Is natural the new hipster fashion, or is it really simply better? What is natural anyway? Is it the same as organic? How is biodynamic related to this? Will we all really die if there are sulphites in the wine? Has anyone actually tried these wines, or do people just write about them? We have just done so!

I’m not able to do real justice to this vinous catfight, and I have to admit that even I get lost in the rules of the natural, biodynamic and organic systems, so how must someone who simply wants to drink a good wine feel? Is it really the case that anyone who collects their waste selectively and goes shopping with a paper bag or even a cloth bag like our grannies did will definitely buy organic wine? Or that anyone with multiple food allergies and additives really seeks out natural wines? Or that anyone who puts their trust in God really keeps their gunpowder dry? Come on, no way! Life is much more complicated than that, as is wine. The point is to drink good wine, right? Whatever tastes delicious, something that you like, something which doesn’t need explaining!

In light of the above, I decided to go shopping for some natural wines, and the Marlou wine bar in Budapest city centre was perfectly suited for this. It only opened last March, so people have not yet had time to discover it.

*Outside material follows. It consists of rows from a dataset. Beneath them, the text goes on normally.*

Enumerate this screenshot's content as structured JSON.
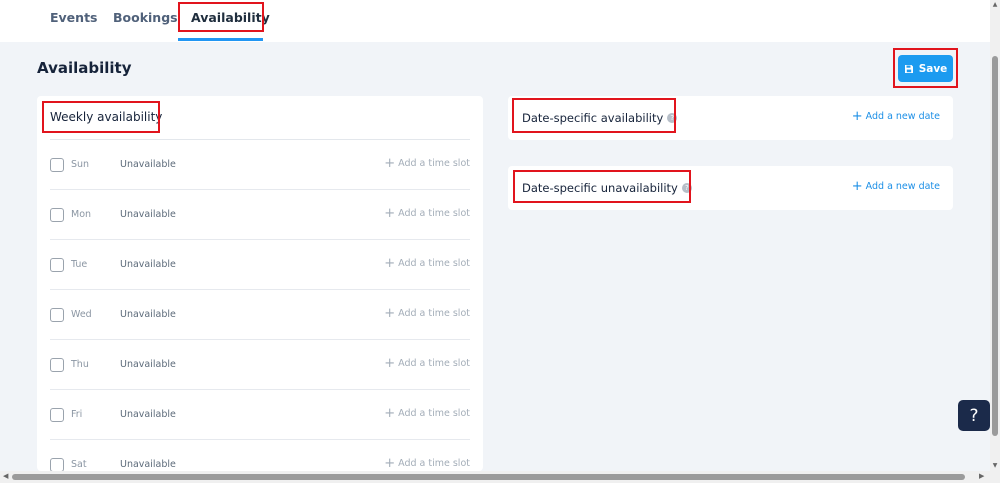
{
  "tabs": [
    {
      "label": "Events"
    },
    {
      "label": "Bookings"
    },
    {
      "label": "Availability",
      "active": true
    }
  ],
  "page": {
    "title": "Availability"
  },
  "save": {
    "label": "Save",
    "icon": "floppy-disk-icon"
  },
  "weekly": {
    "title": "Weekly availability",
    "add_label": "Add a time slot",
    "days": [
      {
        "name": "Sun",
        "status": "Unavailable"
      },
      {
        "name": "Mon",
        "status": "Unavailable"
      },
      {
        "name": "Tue",
        "status": "Unavailable"
      },
      {
        "name": "Wed",
        "status": "Unavailable"
      },
      {
        "name": "Thu",
        "status": "Unavailable"
      },
      {
        "name": "Fri",
        "status": "Unavailable"
      },
      {
        "name": "Sat",
        "status": "Unavailable"
      }
    ]
  },
  "date_specific": {
    "availability_title": "Date-specific availability",
    "unavailability_title": "Date-specific unavailability",
    "add_label": "Add a new date"
  },
  "help": {
    "label": "?"
  },
  "colors": {
    "accent": "#1c9bf0",
    "highlight": "#e1141d",
    "help_bubble": "#1b2a4a"
  }
}
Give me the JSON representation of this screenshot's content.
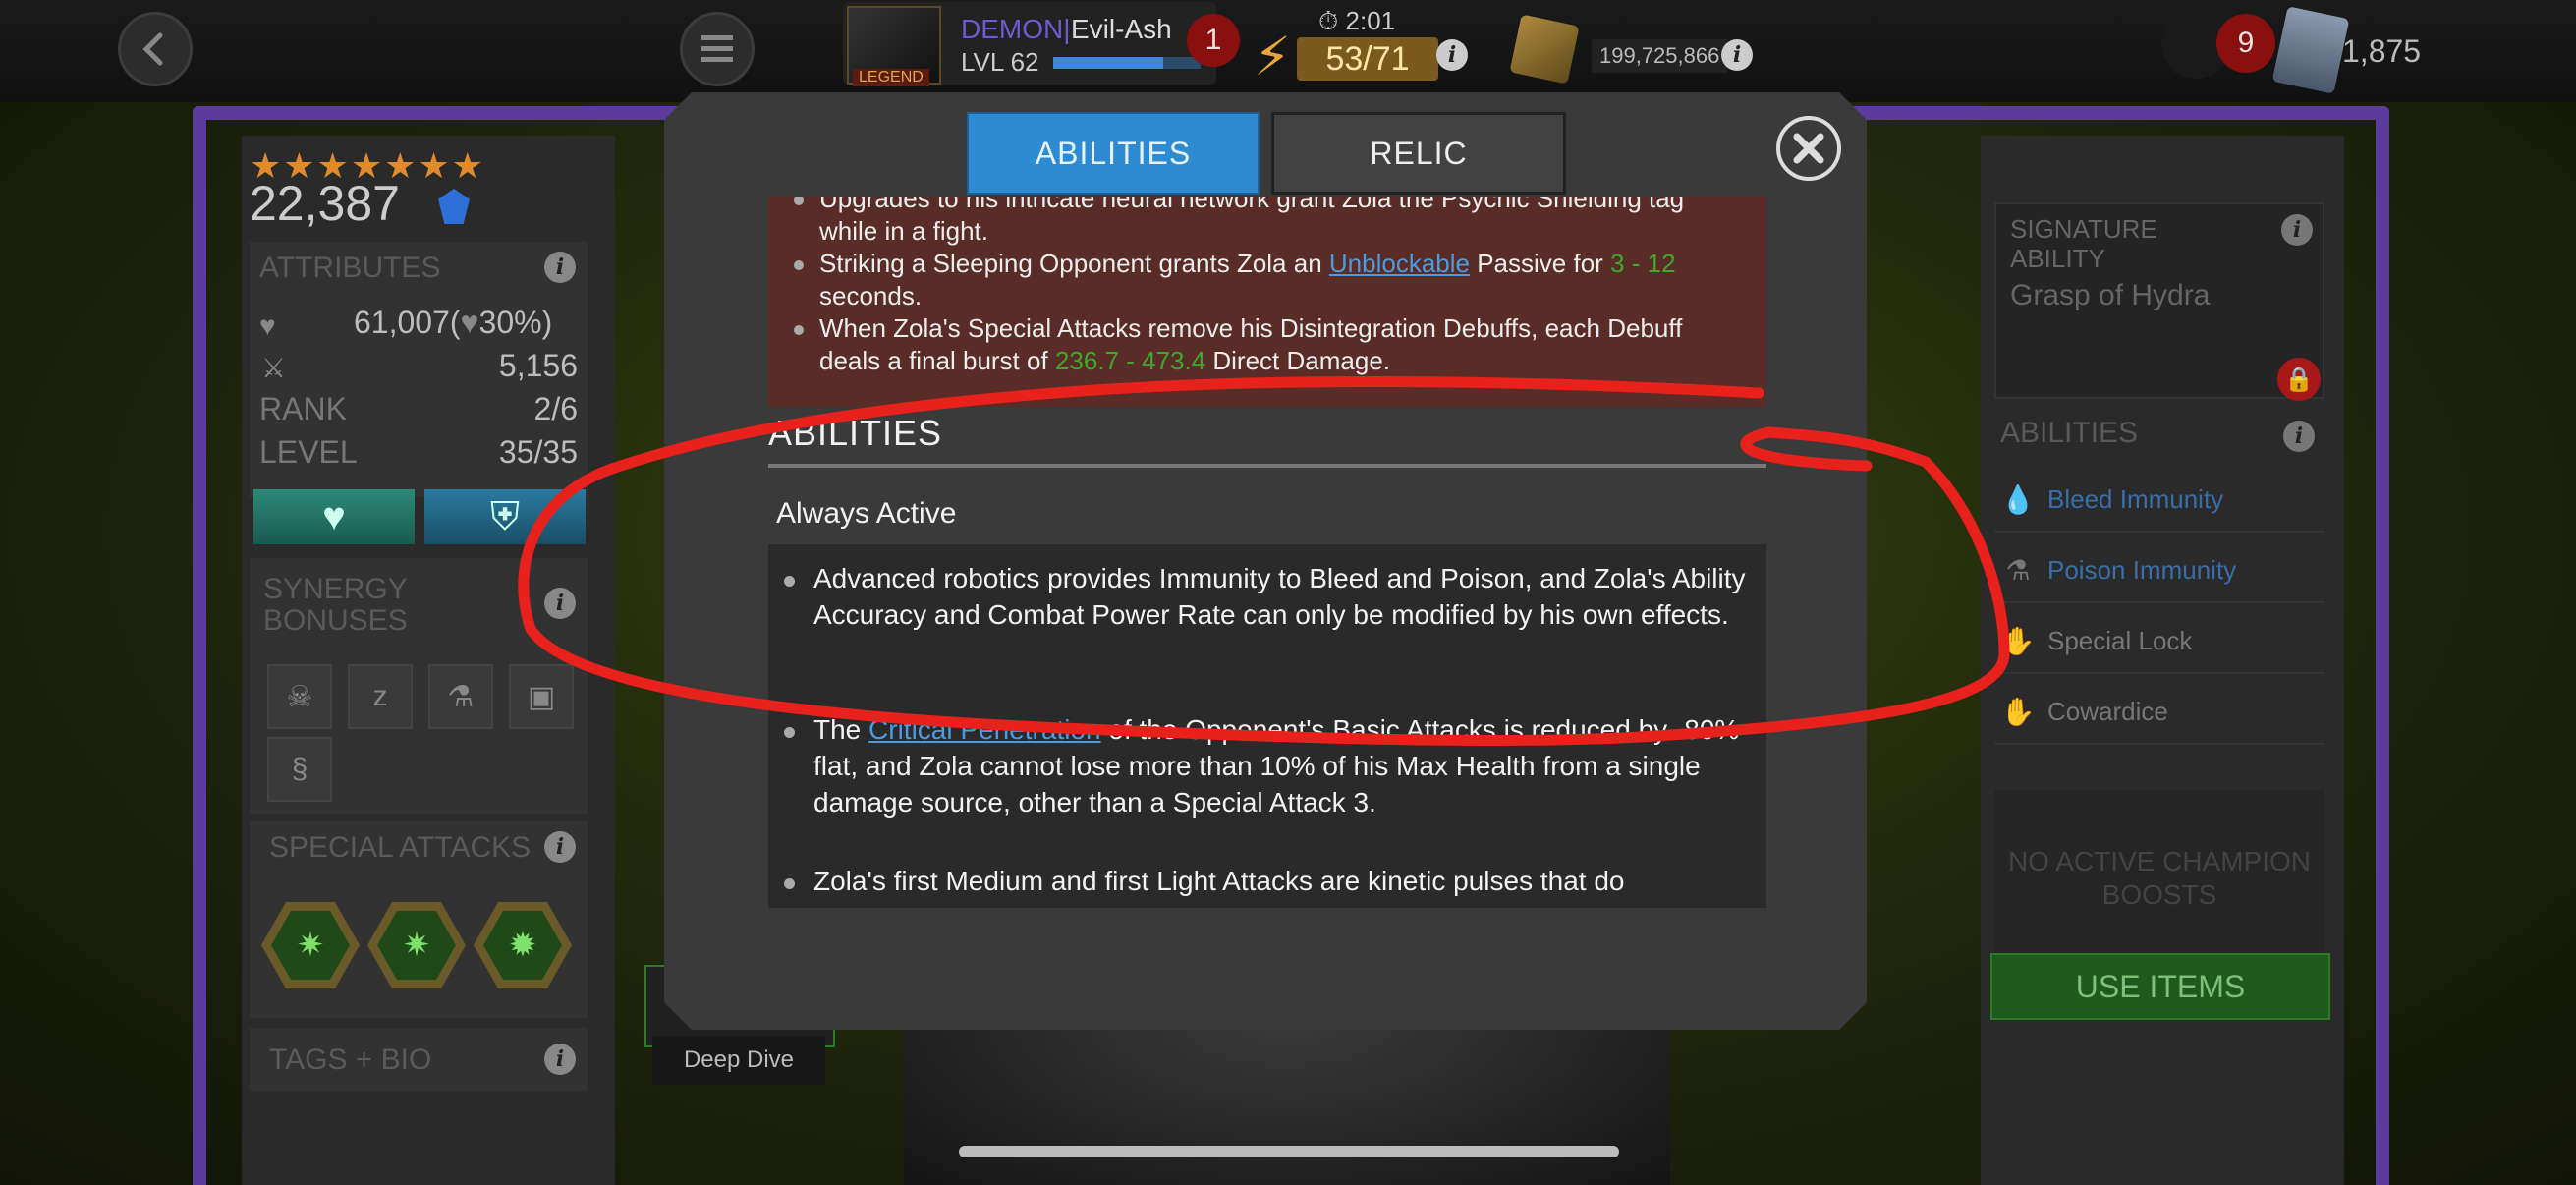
{
  "topbar": {
    "back_icon": "chevron-left-icon",
    "menu_icon": "hamburger-menu-icon",
    "player": {
      "clan_tag": "DEMON|",
      "name": "Evil-Ash",
      "level": "LVL 62",
      "legend_label": "LEGEND"
    },
    "notification_count": "1",
    "timer": "2:01",
    "energy": "53/71",
    "gold": "199,725,866",
    "alerts_count": "9",
    "units": "1,875"
  },
  "left_panel": {
    "stars": "★★★★★★★",
    "rating": "22,387",
    "attributes": {
      "title": "ATTRIBUTES",
      "health": "61,007",
      "health_bonus": "30%",
      "attack": "5,156",
      "rank_label": "RANK",
      "rank": "2/6",
      "level_label": "LEVEL",
      "level": "35/35"
    },
    "synergy_title": "SYNERGY BONUSES",
    "special_title": "SPECIAL ATTACKS",
    "tags_title": "TAGS + BIO"
  },
  "right_panel": {
    "signature_title": "SIGNATURE ABILITY",
    "signature_name": "Grasp of Hydra",
    "abilities_title": "ABILITIES",
    "abilities": [
      {
        "label": "Bleed Immunity",
        "icon": "blood-drop-icon",
        "color": "#3a6ea8"
      },
      {
        "label": "Poison Immunity",
        "icon": "poison-flask-icon",
        "color": "#3a6ea8"
      },
      {
        "label": "Special Lock",
        "icon": "hand-lock-icon",
        "color": "#777777"
      },
      {
        "label": "Cowardice",
        "icon": "hand-icon",
        "color": "#777777"
      }
    ],
    "no_boosts": "NO ACTIVE CHAMPION BOOSTS",
    "use_items": "USE ITEMS"
  },
  "background": {
    "deep_dive": "Deep Dive"
  },
  "modal": {
    "tab_abilities": "ABILITIES",
    "tab_relic": "RELIC",
    "relic_box": {
      "item1": "Upgrades to his intricate neural network grant Zola the Psychic Shielding tag while in a fight.",
      "item2_a": "Striking a Sleeping Opponent grants Zola an ",
      "item2_link": "Unblockable",
      "item2_b": " Passive for ",
      "item2_val": "3 - 12",
      "item2_c": " seconds.",
      "item3_a": "When Zola's Special Attacks remove his Disintegration Debuffs, each Debuff deals a final burst of ",
      "item3_val": "236.7 - 473.4",
      "item3_b": " Direct Damage."
    },
    "abilities_heading": "ABILITIES",
    "always_active": "Always Active",
    "ability1": "Advanced robotics provides Immunity to Bleed and Poison, and Zola's Ability Accuracy and Combat Power Rate can only be modified by his own effects.",
    "ability2_a": "The ",
    "ability2_link": "Critical Penetration",
    "ability2_b": " of the Opponent's Basic Attacks is reduced by -80% flat, and Zola cannot lose more than 10% of his Max Health from a single damage source, other than a Special Attack 3.",
    "ability3": "Zola's first Medium and first Light Attacks are kinetic pulses that do"
  },
  "colors": {
    "tab_active": "#2f8bd1",
    "accent_green": "#3ea92a",
    "link_blue": "#4a9be0",
    "annotation_red": "#e8211c",
    "frame_purple": "#5b3c9c"
  }
}
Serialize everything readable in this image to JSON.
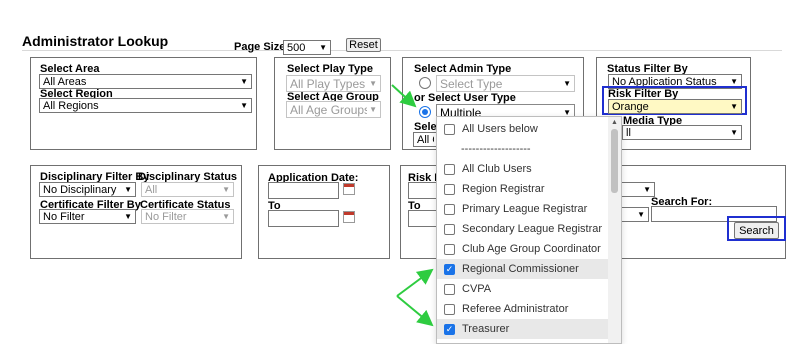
{
  "page": {
    "title": "Administrator Lookup"
  },
  "pagesize": {
    "label": "Page Size:",
    "value": "500",
    "reset_label": "Reset"
  },
  "area": {
    "label": "Select Area",
    "value": "All Areas",
    "region_label": "Select Region",
    "region_value": "All Regions"
  },
  "play": {
    "label": "Select Play Type",
    "value": "All Play Types",
    "age_label": "Select Age Group",
    "age_value": "All Age Groups"
  },
  "admin": {
    "label": "Select Admin Type",
    "type_placeholder": "Select Type",
    "or_label": "or Select User Type",
    "user_value": "Multiple",
    "partial_label": "Selec",
    "partial_value": "All C"
  },
  "status": {
    "label": "Status Filter By",
    "value": "No Application Status",
    "risk_label": "Risk Filter By",
    "risk_value": "Orange",
    "media_label": "Media Type",
    "media_partial": "ll"
  },
  "disc": {
    "filter_label": "Disciplinary Filter By",
    "status_label": "Disciplinary Status",
    "filter_value": "No Disciplinary",
    "status_value": "All",
    "cert_label": "Certificate Filter By",
    "cert_status_label": "Certificate Status",
    "cert_value": "No Filter",
    "cert_status_value": "No Filter"
  },
  "appdate": {
    "label": "Application Date:",
    "to_label": "To"
  },
  "riskb": {
    "label": "Risk B",
    "to_label": "To"
  },
  "search": {
    "label": "Search For:",
    "button": "Search"
  },
  "dropdown": {
    "options": [
      {
        "label": "All Users below",
        "checked": false
      },
      {
        "label": "-------------------",
        "checked": false,
        "separator": true
      },
      {
        "label": "All Club Users",
        "checked": false
      },
      {
        "label": "Region Registrar",
        "checked": false
      },
      {
        "label": "Primary League Registrar",
        "checked": false
      },
      {
        "label": "Secondary League Registrar",
        "checked": false
      },
      {
        "label": "Club Age Group Coordinator",
        "checked": false
      },
      {
        "label": "Regional Commissioner",
        "checked": true
      },
      {
        "label": "CVPA",
        "checked": false
      },
      {
        "label": "Referee Administrator",
        "checked": false
      },
      {
        "label": "Treasurer",
        "checked": true
      }
    ]
  },
  "colors": {
    "highlight": "#1f2fd0",
    "arrow": "#2ecc40",
    "risk_bg": "#fff9c4",
    "check": "#1a73e8"
  }
}
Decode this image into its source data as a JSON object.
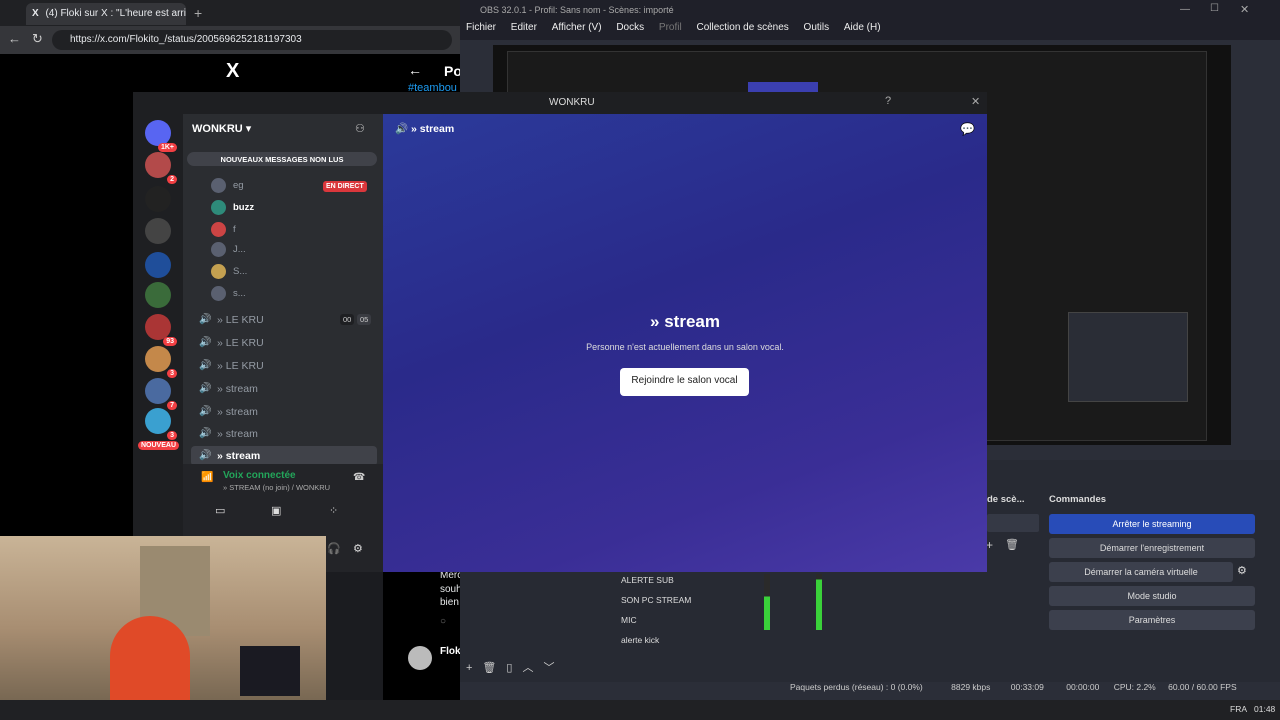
{
  "browser": {
    "tab_title": "(4) Floki sur X : \"L'heure est arrivée",
    "url": "https://x.com/Flokito_/status/2005696252181197303",
    "post_header": "Po",
    "hashtag": "#teambou",
    "tweet_text": [
      "Merc",
      "souh",
      "bien"
    ],
    "tweet_author": "Floki"
  },
  "obs": {
    "title": "OBS 32.0.1 - Profil: Sans nom - Scènes: importé",
    "menu": [
      "Fichier",
      "Editer",
      "Afficher (V)",
      "Docks",
      "Profil",
      "Collection de scènes",
      "Outils",
      "Aide (H)"
    ],
    "scenes_label": "de scè...",
    "commands_label": "Commandes",
    "commands": [
      "Arrêter le streaming",
      "Démarrer l'enregistrement",
      "Démarrer la caméra virtuelle",
      "Mode studio",
      "Paramètres"
    ],
    "sources": [
      "ALERTE SUB",
      "SON PC STREAM",
      "MIC",
      "alerte kick"
    ],
    "status": {
      "dropped": "Paquets perdus (réseau) : 0 (0.0%)",
      "bitrate": "8829 kbps",
      "stream_time": "00:33:09",
      "rec_time": "00:00:00",
      "cpu": "CPU: 2.2%",
      "fps": "60.00 / 60.00 FPS"
    }
  },
  "discord": {
    "window_title": "WONKRU",
    "server_name": "WONKRU",
    "new_messages": "NOUVEAUX MESSAGES NON LUS",
    "live_badge": "EN DIRECT",
    "users": [
      "eg",
      "buzz",
      "f",
      "J...",
      "S...",
      "s..."
    ],
    "channels": [
      "» LE KRU",
      "» LE KRU",
      "» LE KRU",
      "» stream",
      "» stream",
      "» stream",
      "» stream"
    ],
    "count_a": "00",
    "count_b": "05",
    "voice_connected": "Voix connectée",
    "voice_detail": "» STREAM (no join) / WONKRU",
    "header_channel": "» stream",
    "main_title": "» stream",
    "main_subtitle": "Personne n'est actuellement dans un salon vocal.",
    "join_button": "Rejoindre le salon vocal",
    "badges": [
      "1K+",
      "2",
      "93",
      "3",
      "7",
      "3",
      "NOUVEAU"
    ]
  },
  "taskbar": {
    "lang": "FRA",
    "clock": "01:48"
  }
}
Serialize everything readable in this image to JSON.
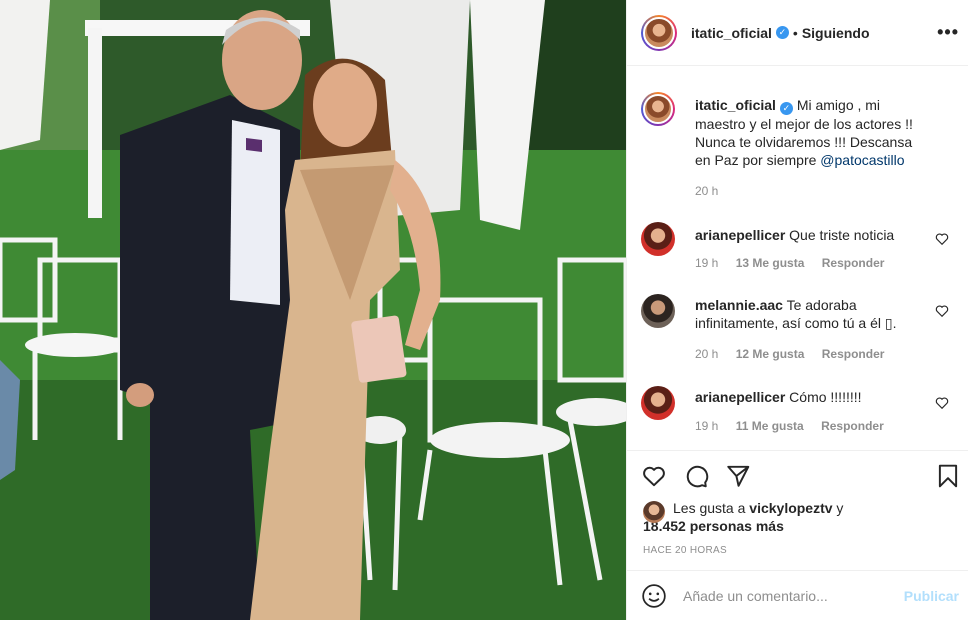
{
  "header": {
    "username": "itatic_oficial",
    "separator": "•",
    "follow_label": "Siguiendo",
    "more_label": "•••"
  },
  "caption": {
    "username": "itatic_oficial",
    "text": "Mi amigo , mi maestro y el mejor de los actores !! Nunca te olvidaremos !!! Descansa en Paz por siempre ",
    "mention": "@patocastillo",
    "time": "20 h"
  },
  "comments": [
    {
      "username": "arianepellicer",
      "text": "Que triste noticia",
      "time": "19 h",
      "likes": "13 Me gusta",
      "reply": "Responder"
    },
    {
      "username": "melannie.aac",
      "text": "Te adoraba infinitamente, así como tú a él ▯.",
      "time": "20 h",
      "likes": "12 Me gusta",
      "reply": "Responder"
    },
    {
      "username": "arianepellicer",
      "text": "Cómo !!!!!!!!",
      "time": "19 h",
      "likes": "11 Me gusta",
      "reply": "Responder"
    }
  ],
  "likes": {
    "prefix": "Les gusta a ",
    "user": "vickylopeztv",
    "middle": " y",
    "others": "18.452 personas más"
  },
  "timestamp": "HACE 20 HORAS",
  "composer": {
    "placeholder": "Añade un comentario...",
    "post_label": "Publicar"
  },
  "icons": {
    "like": "heart-icon",
    "comment": "comment-icon",
    "share": "share-icon",
    "save": "bookmark-icon",
    "emoji": "emoji-icon",
    "verified": "verified-badge-icon"
  },
  "colors": {
    "verified": "#3897f0",
    "mention": "#00376b",
    "muted": "#8e8e8e",
    "post_disabled": "#b2dffc"
  }
}
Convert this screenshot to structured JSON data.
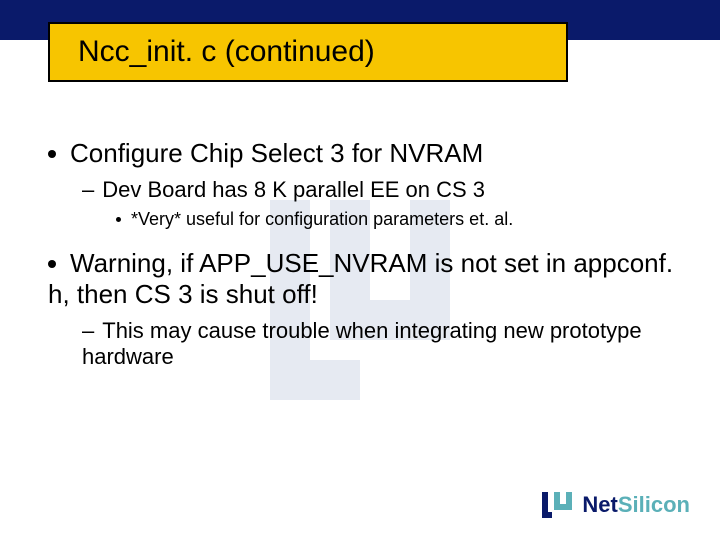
{
  "title": "Ncc_init. c (continued)",
  "bullets": {
    "b1a": "Configure Chip Select 3 for NVRAM",
    "b2a": "Dev Board has 8 K parallel EE on CS 3",
    "b3a": "*Very* useful for configuration parameters et. al.",
    "b1b": "Warning, if APP_USE_NVRAM is not set in appconf. h, then CS 3 is shut off!",
    "b2b": "This may cause trouble when integrating new prototype hardware"
  },
  "logo": {
    "net": "Net",
    "silicon": "Silicon"
  }
}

However, it’s a great place, both in terms of its story and appearance; it’s in French ownership and run with plenty of enthusiasm. I entrusted myself with the selection of the wines, and there was even one which I chose based on its label, just as my wife would have done, but that’s just what makes it authentic, meaning I wasn’t influenced by expectations about its acidity, tannins and so on!

As for the wines, I don’t want to over-explain, because, as I said at the beginning, if something needs to be explained, then something’s not right…

Slobodné Vinárstvo - Traja Boxeri 2019 I 82 points

I’m biased here, as I’ve known and loved the silver-tongued Miso Kuropka’s wines for about five years now. However, it also has to be said that I rarely have the chance to taste them and sometimes I miss out on entire vintages. The wine is reminiscent of Sauvignon Blanc, but this is difficult to ascertain from its pinkish-orange colour. Its nose of fresh grape and white flowers with ripe apple in the background showed better than its medium-bodied palate with extremely lively acidity but boasting little more than citrus and green apple.

Čotar - Malvazija 2017 I 83 points

One of the best-known faces on the Slovenian wine scene, with an estate just a few kilometres from the sea and red soil overlying limestone. The wines from the karst are different anyway, the Bora wind tears through the vines, covering their leaves with salty spray, while the sun beats down in summer. Nevertheless, there is this organic producer here who has become thoroughly trendy over the last 30 years, and not without reason. But let’s see what this wine is all about. Well, my exhilaration is already dampened by its nose, which has notes of furniture polish as well as hay. Medium-bodied on the palate, with extremely elegant acidity and flavours of pear, apple and white flowers. It’s a shame about its dubious nose as it’s texturally lovely!

Strekov 1075 - Fred #4 I 86 points

I may be even more biased in the case of Zsolt Sütő than with Slobodné Vinárstvo, as he is an incredibly great guy. We once spent the entire evening drinking wine together in Bratislava and Zsolt never once ran out of jokes - he’s wonderful company! The Fred series is an ever-changing, very quaffable non-vintage red wine, in this case (if I can believe the internet) a blend of Alibernet and Dunaj, but as version 7 is already on the shelves, you need to pay attention! It boasts aromas of blackberry, plum, earth, beetroot and raspberry-flavoured dark chocolate. Medium-bodied on the palate with flavours reflecting its aromas. Somebody wrote somewhere that this wine should be drunk, not scored. I agree, but I simply can’t help myself!